Ich möchte natürlich keine Informationen vorenthalten. Ich dachte, dass dieser Fall sehr einfach zu beantworten sei. Aber je mehr ich mich damit auseindersetze, desto mehr Fragen kommen auf.
Ich versuche das mal verständlich zu erklären.
Dieses Mietobjekt ist ein Hochhaus. Der Anschluss der Telekom ist im Keller. Eine lange Stichleitung bis nach oben verteilt diese Anschlüsse auf die einzelnen Etagen. Diese Leitung liegt vielleicht schon 40 Jahre im Haus und ist natürlich veraltet.
An einem Tag im Februar hat mein Mieter den Anschluss über das Kabelfernsehen (Koaxkabel) gekündigt und bei der Telekom einen neuen Anschluss (Telefonleitung) gebucht. Dabei stellte es sich heraus, dass die erforderliche Geschwindigkeit nicht erreicht werden konnte. Wenn man einen neuen Anschluss bestellt und mit der Hardware nicht vertraut ist, dann bestellt man sich einen Techniker dazu. Dieser Techniker stellte dann fest, dass das Kabel von der TAE-Dose bis zum Keller defekt sein musste.
Daraufhin meldete sich der Mieter bei mir und teilte mir mit, dass das Kabel getauscht werden müsse.
Nun weiß ich auch als Techniker, dass das mal eben so nicht schnell und einfach gemacht werden kann. Die ganze Verkabelung im Hause ist Gemeinschaftseigentum. Bedeutet, ich muss dazu unseren Verwalter kontaktieren.
Ich hatte bei der Telekom angerufen und wollte einfach wissen, was denn nun genau defekt sei. Bei der Telekom wusste man von nichts. Das lag daran, dass Subunternehmer dort agieren, die keine Berichte schreiben. Also habe ich mit der Telekom beschlossen, dort nochmal einen Techniker hinzuschicken, um das Problem genau zu analysieren. Das wurde auch gemacht und es wurde wieder festgestellt, dass das Kabel defekt sein.

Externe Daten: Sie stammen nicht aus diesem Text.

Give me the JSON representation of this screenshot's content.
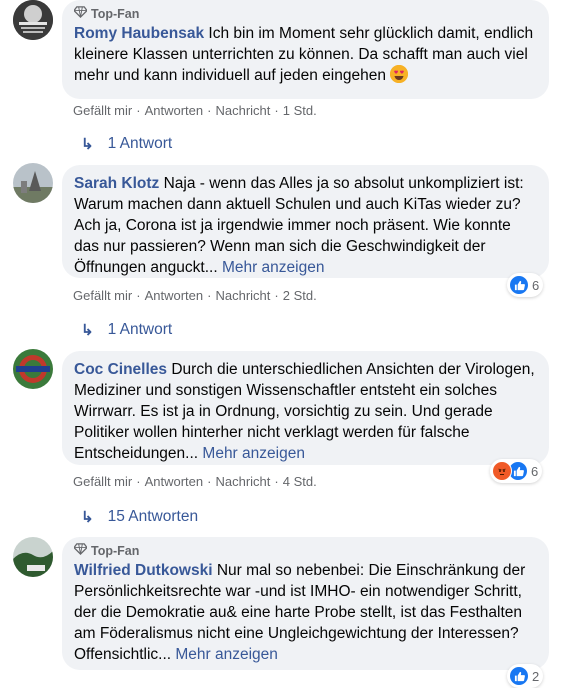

Anschließend wurde davon der Verwalter in Kenntnis gesetzt und gesagt, dass die Leitung getauscht werden müsse. Der Verwalter hat einen örtlichen Elektrobetrieb damit beauftragt. Es stellte sich dann wohl heraus, dass alle Adern wohl intakt seien. Das Kabel war aufgrund des hohen Alters nicht abgeschirmt. Hierin war wohl das Problem begründet. Jetzt sollte schlussendlich das lange Kabel ersetzt werden. Leider habe ich heute keine Rückmeldung, da der Termin erst gestern war.
Nun zur Rechnung:
Da der Mieter leider sehr wortkarg ist, hat er mir einfach diese Rechnung geschickt, wo einmal die Grundgebühr der Telekom und eine Anfahrtspausche aufgeführt wurden. Ich bin bis gestern noch davon ausgegangen, dass es sich bei diesem Termin um den Installationstermin gehandelt hatte. Nachdem ich mit dem Mieter Rücksprache gehalten hatte, handelt es sich um Termin, wo ich den Techniker beauftragt hatte. Das sieht natürlich jetzt anders aus. Das muss ich erst einmal bezahlen. Ob ich mir das Geld vom Verwalter wiederholen kann, muss ich klären.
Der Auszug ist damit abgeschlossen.